The two keyed Xaverian’s run to the Catholic Conference title in 1992. Comella was Massachusetts Player of the Year and made several All-American lists. Hasselbeck was widely regarded as the state’s top quarterback and was recruited by several major colleges. Their experience at Xaverian was so positive they were hoping that the legacy would be passed on to their sons once they got to that age,
Greg Comella said he allowed Charlie the freedom to go wherever he wanted without pressuring him. Comella could afford to take a hands-off approach because there were external forces advising Charlie, namely his brother-in-law and former Xaverian teammate Brian Daoust as well as his cousins Jack and Nick Daoust, both of whom attended Xaverian.
“My dad was great about letting me make my choices,” Charlie Comella said. “I toured some schools, but I always thought it would be cool to come here. The facilities are great, I played in a flag football league here as a kid and the coaches were always great to me. It just felt like home.”
Henry Hasselbeck took a far different route to Xaverian. He spent some time in Nashville, returned to Massachusetts and attended the Fessenden School in Newton as an eighth grader. Several factors led to the younger Hasselbeck attending Belmont Hill as a freshman where he played several sports.
“Henry wanted to come here as a freshman,” Matt Hasselbeck said. “But we were living in Weston and with me traveling for work and my wife’s job, it was so much easier to get to Belmont Hill, plus he was playing hockey for the Junior Eagles and they practiced at Belmont Hill so it was an easy drive.”
One of the big reasons why Henry Hasselbeck started thinking about transferring stemmed from the fact that most of Xaverian’s games were on a Friday, whereas Belmont Hill plays on Saturday, a day when Matt Hasselbeck was traveling to New York for work.

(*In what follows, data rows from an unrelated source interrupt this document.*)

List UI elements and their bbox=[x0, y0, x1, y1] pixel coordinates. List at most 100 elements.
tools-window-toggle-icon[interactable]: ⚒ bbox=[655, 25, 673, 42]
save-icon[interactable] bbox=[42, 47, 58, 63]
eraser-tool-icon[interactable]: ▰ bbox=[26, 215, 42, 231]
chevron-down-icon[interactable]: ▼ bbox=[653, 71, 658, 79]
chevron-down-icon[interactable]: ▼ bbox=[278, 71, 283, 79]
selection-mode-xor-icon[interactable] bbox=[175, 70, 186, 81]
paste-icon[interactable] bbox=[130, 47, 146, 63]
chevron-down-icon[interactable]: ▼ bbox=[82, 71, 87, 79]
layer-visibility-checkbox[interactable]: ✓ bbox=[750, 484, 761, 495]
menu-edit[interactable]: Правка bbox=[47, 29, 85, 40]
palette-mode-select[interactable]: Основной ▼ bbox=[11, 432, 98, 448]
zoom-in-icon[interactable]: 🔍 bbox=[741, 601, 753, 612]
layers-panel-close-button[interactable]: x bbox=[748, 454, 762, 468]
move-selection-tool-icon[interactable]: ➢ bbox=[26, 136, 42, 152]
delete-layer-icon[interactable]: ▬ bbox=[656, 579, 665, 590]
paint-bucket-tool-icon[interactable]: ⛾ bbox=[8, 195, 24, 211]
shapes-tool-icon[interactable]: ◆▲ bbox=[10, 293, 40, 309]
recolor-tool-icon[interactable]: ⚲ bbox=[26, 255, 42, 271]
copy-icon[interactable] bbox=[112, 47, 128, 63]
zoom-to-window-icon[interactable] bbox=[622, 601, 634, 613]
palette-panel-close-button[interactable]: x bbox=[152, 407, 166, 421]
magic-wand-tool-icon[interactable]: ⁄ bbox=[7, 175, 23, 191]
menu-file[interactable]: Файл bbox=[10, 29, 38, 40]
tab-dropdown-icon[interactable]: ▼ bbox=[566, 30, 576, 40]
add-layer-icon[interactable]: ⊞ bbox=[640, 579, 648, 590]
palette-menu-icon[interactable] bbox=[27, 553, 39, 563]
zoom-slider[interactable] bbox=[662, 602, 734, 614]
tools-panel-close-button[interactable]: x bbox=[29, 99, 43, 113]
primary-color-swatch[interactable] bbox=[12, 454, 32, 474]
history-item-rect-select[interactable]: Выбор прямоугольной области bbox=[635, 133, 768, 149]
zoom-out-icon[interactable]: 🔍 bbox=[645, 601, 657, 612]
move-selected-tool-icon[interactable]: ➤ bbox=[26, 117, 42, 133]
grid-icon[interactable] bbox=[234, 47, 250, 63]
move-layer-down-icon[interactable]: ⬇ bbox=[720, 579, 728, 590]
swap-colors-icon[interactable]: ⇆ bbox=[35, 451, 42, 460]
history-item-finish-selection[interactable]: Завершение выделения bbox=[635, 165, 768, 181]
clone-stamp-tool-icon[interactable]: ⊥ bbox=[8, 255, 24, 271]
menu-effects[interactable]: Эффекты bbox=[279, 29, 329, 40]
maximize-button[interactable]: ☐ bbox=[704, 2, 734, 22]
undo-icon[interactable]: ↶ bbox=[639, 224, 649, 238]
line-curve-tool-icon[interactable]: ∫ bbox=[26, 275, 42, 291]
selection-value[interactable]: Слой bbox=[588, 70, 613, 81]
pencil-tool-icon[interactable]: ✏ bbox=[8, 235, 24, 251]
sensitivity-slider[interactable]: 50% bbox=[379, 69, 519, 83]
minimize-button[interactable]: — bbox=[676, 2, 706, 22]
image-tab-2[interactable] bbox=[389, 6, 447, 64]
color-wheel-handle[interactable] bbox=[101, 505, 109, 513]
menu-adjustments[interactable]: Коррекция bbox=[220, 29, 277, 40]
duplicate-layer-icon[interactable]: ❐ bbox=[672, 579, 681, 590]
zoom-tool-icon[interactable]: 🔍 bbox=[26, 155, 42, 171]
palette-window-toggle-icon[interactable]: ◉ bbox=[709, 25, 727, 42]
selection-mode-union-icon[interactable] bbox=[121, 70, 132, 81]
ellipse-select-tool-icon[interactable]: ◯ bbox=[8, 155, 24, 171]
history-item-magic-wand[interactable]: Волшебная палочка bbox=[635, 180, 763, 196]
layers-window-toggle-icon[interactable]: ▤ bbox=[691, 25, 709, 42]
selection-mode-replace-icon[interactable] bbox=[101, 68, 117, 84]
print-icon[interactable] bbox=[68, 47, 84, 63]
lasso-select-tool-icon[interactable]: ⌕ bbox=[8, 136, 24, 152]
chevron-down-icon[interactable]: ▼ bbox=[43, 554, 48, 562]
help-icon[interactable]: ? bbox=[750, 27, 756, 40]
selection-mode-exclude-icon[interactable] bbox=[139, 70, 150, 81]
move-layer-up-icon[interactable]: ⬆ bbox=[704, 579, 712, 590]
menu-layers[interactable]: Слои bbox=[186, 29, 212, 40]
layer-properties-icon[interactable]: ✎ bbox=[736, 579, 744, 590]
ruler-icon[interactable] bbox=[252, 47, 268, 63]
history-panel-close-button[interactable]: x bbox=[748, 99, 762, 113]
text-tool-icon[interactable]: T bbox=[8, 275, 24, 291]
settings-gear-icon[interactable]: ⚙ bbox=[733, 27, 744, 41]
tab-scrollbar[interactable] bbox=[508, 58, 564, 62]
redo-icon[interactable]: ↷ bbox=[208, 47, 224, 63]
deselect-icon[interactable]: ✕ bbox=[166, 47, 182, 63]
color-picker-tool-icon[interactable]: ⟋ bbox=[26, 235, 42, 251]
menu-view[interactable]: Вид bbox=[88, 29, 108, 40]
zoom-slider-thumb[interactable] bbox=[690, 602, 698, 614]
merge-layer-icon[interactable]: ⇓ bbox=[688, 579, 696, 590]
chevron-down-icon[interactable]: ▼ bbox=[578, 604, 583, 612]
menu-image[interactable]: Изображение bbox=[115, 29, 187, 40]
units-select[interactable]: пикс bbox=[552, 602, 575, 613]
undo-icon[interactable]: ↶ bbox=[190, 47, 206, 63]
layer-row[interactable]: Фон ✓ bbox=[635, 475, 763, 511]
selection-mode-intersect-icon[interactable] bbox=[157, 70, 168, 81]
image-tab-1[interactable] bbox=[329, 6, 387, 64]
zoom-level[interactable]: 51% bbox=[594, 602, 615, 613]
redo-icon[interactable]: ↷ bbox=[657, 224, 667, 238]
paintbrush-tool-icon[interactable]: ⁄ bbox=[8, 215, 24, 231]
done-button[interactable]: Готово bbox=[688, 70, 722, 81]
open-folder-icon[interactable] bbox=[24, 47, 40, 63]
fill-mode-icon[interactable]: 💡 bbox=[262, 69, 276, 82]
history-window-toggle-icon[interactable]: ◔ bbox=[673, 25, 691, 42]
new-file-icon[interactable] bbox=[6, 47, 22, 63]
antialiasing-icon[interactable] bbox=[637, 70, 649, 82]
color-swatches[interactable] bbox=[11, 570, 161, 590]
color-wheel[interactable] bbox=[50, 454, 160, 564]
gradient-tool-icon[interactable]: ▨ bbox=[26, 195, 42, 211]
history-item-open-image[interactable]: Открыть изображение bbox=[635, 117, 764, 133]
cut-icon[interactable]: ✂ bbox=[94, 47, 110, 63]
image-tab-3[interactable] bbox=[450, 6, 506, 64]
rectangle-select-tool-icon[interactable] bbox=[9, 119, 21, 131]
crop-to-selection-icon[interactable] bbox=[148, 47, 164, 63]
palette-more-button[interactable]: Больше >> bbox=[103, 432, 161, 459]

“We loved Belmont Hill, it was an awesome experience, a 10 out of 10,” Hasselbeck said. “But I knew a lot of the people at Xaverian, they were super supportive of Henry’s decision to go to Belmont Hill. Right on down from Dr. (Jacob) Conca (the head of school), they were men of integrity.”
Leaving Belmont Hill was not easy for the younger Hasselbeck. The only thing that made the move easier was the fact that he was going to a school he was very familiar with.
“Belmont Hill was everything I could have asked for. Memories were made and character was formed,” Hasselbeck said. “It was not easy to say goodbye to Belmont Hill, but coming here has been an A-plus experience. The people were so welcoming, I made a lot of friends from so many different walks of life and we became brothers ready to compete on Friday night.
Al Fornaro graduated from Xaverian in 1978, and served as a longtime assistant coach at the school before taking over as head coach for Charlie Stevenson in February 2017.
“As young men, I didn’t know they were going to eventually become NFL players,” Fornaro said. “Greg had a plan from the start that he was going to go from high school to college to the pros. Matthew wanted the same things, but didn’t express it as much as Greg.
“Their sons are totally different from their dads. They are a little loosey-goosey, they are more extroverted as you can tell. They are great kids and you can tell that both of them had great upbringings.
“I tell Greg and Matt all the time that I wish they had more boys.”